Rule 53.3.Motion to correct error: time limitation for ruling
Current through July 1, 2026 · Last verified July 13, 2026
Full Text of Rule 53.3
Amendment History
This rule’s current text took effect July 15, 2021. For the full history of earlier amendments and adoption orders, see the Indiana Office of Court Services.
Plain-English Summary
A motion to correct error is the standard way an Indiana litigant asks the trial court to fix a mistake before appealing. Trial Rule 53.3 keeps that motion from stalling a case indefinitely. If the court fails for forty-five days to set the motion for a hearing, or fails to rule within thirty days after a hearing, or within forty-five days after filing when no hearing is required, the motion is deemed denied — no one has to ask for anything, and no order or notice from the clerk is needed to make it happen.
This is a different mechanism from the one in Trial Rule 53.1 and Trial Rule 53.2. Those rules let a party pull the case away from a slow judge and send it to a special judge. Trial Rule 53.3 does something narrower: it treats the unruled-on motion as denied so the case can move forward on appeal, without removing the judge or transferring the case at all. Once the motion is deemed denied, the party who filed it has thirty days to start an appeal by filing a notice of appeal under Appellate Rule 9(A).
Two things keep the deemed-denial from kicking in. The parties who’ve appeared, or their counsel, can agree on the record that the time limit won’t apply. And the judge before whom the motion is pending can extend the ruling deadline by up to thirty days, so long as the judge puts the extension in writing, notes it in the Chronological Case Summary before the original deadline expires, and serves it on every party. Beyond that single extension, the rule allows a further extension only through an application to the Supreme Court, following the same process available under the other lazy-judge rules.

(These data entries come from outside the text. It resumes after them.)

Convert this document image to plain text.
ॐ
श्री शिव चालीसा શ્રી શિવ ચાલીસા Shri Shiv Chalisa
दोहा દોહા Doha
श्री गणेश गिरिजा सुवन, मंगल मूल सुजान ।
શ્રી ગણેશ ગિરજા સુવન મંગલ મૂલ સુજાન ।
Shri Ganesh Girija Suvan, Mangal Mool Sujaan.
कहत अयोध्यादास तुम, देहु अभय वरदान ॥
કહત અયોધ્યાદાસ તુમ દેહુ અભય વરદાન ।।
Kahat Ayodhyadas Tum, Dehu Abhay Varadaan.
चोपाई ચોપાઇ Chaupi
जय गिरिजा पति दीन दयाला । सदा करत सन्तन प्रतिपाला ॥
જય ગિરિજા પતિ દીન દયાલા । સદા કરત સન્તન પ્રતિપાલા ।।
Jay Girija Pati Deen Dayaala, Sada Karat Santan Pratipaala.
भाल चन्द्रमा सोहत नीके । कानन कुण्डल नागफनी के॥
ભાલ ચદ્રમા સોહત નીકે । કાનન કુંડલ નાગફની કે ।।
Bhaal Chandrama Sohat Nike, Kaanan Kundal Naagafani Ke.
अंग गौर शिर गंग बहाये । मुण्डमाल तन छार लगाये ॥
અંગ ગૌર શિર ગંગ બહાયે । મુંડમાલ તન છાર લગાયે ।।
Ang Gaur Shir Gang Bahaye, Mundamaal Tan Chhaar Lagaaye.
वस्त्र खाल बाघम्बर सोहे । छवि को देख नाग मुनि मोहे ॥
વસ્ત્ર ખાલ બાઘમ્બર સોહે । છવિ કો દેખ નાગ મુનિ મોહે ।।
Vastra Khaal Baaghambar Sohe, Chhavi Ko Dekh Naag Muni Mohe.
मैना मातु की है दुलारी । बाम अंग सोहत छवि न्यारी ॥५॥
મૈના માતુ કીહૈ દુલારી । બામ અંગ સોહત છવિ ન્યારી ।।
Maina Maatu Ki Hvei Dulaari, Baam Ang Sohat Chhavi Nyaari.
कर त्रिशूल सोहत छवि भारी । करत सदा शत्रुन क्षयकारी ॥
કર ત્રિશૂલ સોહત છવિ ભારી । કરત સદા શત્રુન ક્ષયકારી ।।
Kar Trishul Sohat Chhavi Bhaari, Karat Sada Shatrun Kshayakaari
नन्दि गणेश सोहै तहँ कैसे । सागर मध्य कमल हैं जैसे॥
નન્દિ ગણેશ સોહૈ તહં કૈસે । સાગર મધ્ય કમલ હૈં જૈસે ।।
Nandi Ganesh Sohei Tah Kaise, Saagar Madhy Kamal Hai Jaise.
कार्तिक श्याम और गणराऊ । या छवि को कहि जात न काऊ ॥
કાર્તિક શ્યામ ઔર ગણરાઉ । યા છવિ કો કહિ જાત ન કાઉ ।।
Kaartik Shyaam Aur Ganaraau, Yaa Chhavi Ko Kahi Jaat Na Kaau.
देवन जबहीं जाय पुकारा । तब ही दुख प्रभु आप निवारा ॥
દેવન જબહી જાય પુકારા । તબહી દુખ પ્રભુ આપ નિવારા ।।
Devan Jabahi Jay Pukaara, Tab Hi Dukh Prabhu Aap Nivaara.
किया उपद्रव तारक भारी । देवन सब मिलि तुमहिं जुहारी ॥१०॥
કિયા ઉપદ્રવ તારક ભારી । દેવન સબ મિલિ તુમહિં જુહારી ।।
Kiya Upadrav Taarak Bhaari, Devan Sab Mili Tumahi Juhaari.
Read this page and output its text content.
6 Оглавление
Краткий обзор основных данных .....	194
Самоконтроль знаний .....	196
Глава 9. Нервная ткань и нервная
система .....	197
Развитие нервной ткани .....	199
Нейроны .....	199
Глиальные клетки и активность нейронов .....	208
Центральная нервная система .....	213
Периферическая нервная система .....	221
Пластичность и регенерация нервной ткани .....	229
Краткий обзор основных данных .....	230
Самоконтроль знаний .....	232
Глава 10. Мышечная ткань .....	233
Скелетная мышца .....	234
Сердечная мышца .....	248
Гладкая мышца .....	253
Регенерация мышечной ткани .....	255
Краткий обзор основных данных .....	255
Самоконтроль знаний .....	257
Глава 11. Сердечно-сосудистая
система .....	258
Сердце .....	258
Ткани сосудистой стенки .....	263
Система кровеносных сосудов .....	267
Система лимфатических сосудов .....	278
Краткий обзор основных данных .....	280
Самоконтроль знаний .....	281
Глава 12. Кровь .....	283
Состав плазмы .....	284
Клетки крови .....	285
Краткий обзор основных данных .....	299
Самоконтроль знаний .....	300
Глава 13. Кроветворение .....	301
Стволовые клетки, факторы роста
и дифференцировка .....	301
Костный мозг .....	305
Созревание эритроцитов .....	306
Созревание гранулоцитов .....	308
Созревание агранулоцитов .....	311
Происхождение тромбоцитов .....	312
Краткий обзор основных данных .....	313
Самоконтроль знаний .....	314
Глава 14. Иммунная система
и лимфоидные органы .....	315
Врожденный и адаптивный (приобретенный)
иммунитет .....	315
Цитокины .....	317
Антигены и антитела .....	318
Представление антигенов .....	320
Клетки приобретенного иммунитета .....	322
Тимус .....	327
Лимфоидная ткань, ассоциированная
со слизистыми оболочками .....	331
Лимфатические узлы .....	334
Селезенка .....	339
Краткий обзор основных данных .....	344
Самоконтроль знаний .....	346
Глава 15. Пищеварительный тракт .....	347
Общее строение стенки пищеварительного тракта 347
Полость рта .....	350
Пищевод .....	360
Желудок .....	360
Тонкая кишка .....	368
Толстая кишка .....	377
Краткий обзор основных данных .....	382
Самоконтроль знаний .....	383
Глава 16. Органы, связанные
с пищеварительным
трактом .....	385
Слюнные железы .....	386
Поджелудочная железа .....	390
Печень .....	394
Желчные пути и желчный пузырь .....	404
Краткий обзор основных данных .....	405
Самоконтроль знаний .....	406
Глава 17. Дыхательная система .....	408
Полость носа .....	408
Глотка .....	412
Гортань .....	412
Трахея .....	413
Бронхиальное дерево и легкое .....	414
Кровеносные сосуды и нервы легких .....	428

As with the related delay rules, a court is treated as having set a hearing, or ruled, on whatever date that action is noted in the Chronological Case Summary — so the paper record of the case, not anyone’s private recollection, controls when the clock started and stopped.
Frequently Asked Questions
What happens if the judge never rules on a motion to correct error?
Once the court has failed for forty-five days to set the motion for a hearing, or has failed to rule within thirty days after a hearing, or within forty-five days after filing when no hearing is required, the motion is deemed denied automatically.
Does the case get transferred to a different judge, the way it would under Trial Rule 53.1?
No. Trial Rule 53.3 doesn’t remove the judge or move the case. It treats the unruled-on motion as denied so the losing party can move forward with an appeal.
When does a party have to file a notice of appeal if the motion is deemed denied?
Within thirty days after the motion to correct error is deemed denied, under Appellate Rule 9(A).
Can the judge extend the deadline to rule?
Yes, once, by up to thirty days. The judge has to put the extension in writing, note it in the Chronological Case Summary before the original deadline runs out, and serve it on the parties. A further extension requires an application to the Supreme Court.
Can the parties agree to give the judge more time?
Yes. If the parties who’ve appeared, or their counsel, stipulate or agree on the record that the time limit doesn’t apply, the court isn’t bound by the forty-five and thirty-day deadlines.
How does the court determine when a hearing was set or a ruling was made?
By the date noted in the Chronological Case Summary — that entry, not any other record, fixes when the court set the motion for hearing or ruled on it.
Does a motion to correct error always need a hearing?
Not always. The forty-five-day deadline to set a hearing only matters if a hearing is required; if none is required, the forty-five-day deadline to rule after filing applies instead.